More than a little buzz was created last fall when a story on an unusual restaurant in Norwood [in Cincinnati] aired on National Public Radio’s Weekend Edition Sunday. In fact, the local restaurant featured in the report is so unusual the story was picked up all over the country, and Moriah Pie went from being virtually unknown outside of Norwood to somewhat famous.
The small pizza café actually become the subject of bloggers and social media users, who lamented they could not find anything about it on the Internet — no website, no phone number, no email, some Facebook page that wasn’t created by the owners… Folks wanted to find this interesting place. At least on their computers.
So what is so newsworthy about Moriah Pie? One could say just about everything. But what got most people’s attention last fall was that the restaurant serves up delicious pizzas, salads and fruit pies and asks diners to “pay what you can.”
“It’s very humbling,” says Erin Lockridge of the recent notoriety. Erin runs the pizza restaurant with her husband, Robert, and emphatically denies that they are “heroes.”
It is not surprising the cyber searchers could not find information on the restaurant. Its proprietors do no advertising and open only one evening a week (Fridays). They make the foods they serve using only ingredients from the five gardens they have around the neighborhood. They are not at all interested in their establishment becoming the latest trendy place to dine, but rather are focused on serving the people of the neighborhood — those who can afford the market price for a pizza dinner and those who cannot. Not only do they want to provide healthy, local food, they also want to extend hospitality to their neighbors.
Local folks, unsurprisingly, have no trouble finding out about the café. Word of mouth has spread that Moriah Pie is open on Friday evenings at the old Speckled Bird Café at 1766 Mills Avenue.
In terms the Economics of Compassion Initiative (ECI) typically uses, Moriah Pie is a social business, a business started not primarily to make a profit, but one designed to meet a social need. In terms the Lockridges might use, the Friday night café is a ministry to their community. They also call it “an experiment in faith.” The 30-something pair leaned back on their faith to start the café almost 2½ years ago, believing that “God would provide” for them by allowing them to make a living while answering what might be termed a calling. Hence, the name of the café, Moriah Pie, named for the biblical Mount Moriah, where the great patriarch Abraham was stopped from sacrificing his son by God’s provision of a ram for the ritual. Abraham then called that place “The LORD will provide.” (Genesis 22:1-19)

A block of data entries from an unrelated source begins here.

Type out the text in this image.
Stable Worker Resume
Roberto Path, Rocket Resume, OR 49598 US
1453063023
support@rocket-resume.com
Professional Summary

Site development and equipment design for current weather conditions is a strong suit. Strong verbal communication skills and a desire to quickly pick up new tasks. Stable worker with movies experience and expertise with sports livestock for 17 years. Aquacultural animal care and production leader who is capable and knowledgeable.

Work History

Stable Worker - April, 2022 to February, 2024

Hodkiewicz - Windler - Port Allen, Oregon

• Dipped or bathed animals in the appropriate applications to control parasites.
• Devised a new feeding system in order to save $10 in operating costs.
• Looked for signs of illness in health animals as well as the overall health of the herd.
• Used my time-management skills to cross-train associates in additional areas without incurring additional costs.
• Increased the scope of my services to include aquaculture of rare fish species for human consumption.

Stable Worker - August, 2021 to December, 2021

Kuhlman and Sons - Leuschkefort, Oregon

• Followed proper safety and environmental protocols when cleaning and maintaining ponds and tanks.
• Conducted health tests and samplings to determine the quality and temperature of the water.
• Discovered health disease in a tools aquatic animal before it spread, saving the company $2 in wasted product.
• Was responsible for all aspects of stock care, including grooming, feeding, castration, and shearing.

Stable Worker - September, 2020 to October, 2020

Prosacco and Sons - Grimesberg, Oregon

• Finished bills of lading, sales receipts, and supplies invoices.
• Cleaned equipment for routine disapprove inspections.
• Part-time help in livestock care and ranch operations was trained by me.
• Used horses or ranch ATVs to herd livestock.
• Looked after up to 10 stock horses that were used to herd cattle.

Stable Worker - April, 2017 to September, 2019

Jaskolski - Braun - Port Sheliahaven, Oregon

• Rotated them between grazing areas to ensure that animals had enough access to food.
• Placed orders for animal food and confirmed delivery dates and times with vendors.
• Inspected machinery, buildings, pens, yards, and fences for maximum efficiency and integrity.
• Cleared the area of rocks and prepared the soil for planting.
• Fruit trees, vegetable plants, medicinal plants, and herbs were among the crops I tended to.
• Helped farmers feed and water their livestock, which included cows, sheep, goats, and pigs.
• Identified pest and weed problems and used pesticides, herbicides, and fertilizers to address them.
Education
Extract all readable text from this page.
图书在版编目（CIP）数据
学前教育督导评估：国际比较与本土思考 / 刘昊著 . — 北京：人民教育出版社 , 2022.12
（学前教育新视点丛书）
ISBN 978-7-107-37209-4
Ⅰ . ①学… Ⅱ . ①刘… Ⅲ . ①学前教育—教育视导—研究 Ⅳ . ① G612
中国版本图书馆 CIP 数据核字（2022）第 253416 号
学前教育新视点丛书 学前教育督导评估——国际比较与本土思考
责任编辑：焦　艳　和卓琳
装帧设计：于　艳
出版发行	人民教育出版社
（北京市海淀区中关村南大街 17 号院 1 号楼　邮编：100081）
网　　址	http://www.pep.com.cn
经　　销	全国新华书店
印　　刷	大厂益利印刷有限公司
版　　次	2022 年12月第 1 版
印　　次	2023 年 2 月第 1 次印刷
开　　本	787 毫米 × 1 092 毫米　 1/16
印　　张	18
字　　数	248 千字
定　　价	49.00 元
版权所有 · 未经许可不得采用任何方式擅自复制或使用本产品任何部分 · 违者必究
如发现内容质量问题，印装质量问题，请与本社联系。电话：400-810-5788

Provision is a theme that runs throughout the couple’s thinking about their unusual endeavor. While providing good food and hospitality to their neighbors, they are witnessing to God’s provision, Erin says. By creating meals made solely from ingredients grown and harvested in their neighborhood, they also are pointing to the provision right there in Norwood, inviting diners to “receive the goodness of Norwood.”
A couple who lives their faith, Robert became an evangelical Christian as a teenager, and Erin is a member of an area Orthodox church. They came to Norwood to be what Robert calls “parish farmers,” with the parish being the Vineyard Central community. While not members of the Vineyard Central church, which owns and meets at the former St. Elizabeth building across the street from the café, they are members of the Vineyard Central intentional community. Many of their friends and neighbors are members of this community, renting and owning houses near the church. One of these friends purchased the old Sisters of Charity Convent, also across the street from the café, and provides garden space to the Lockridges. Some other gardens maintained by the couple are located in the backyards of their neighbors’ homes.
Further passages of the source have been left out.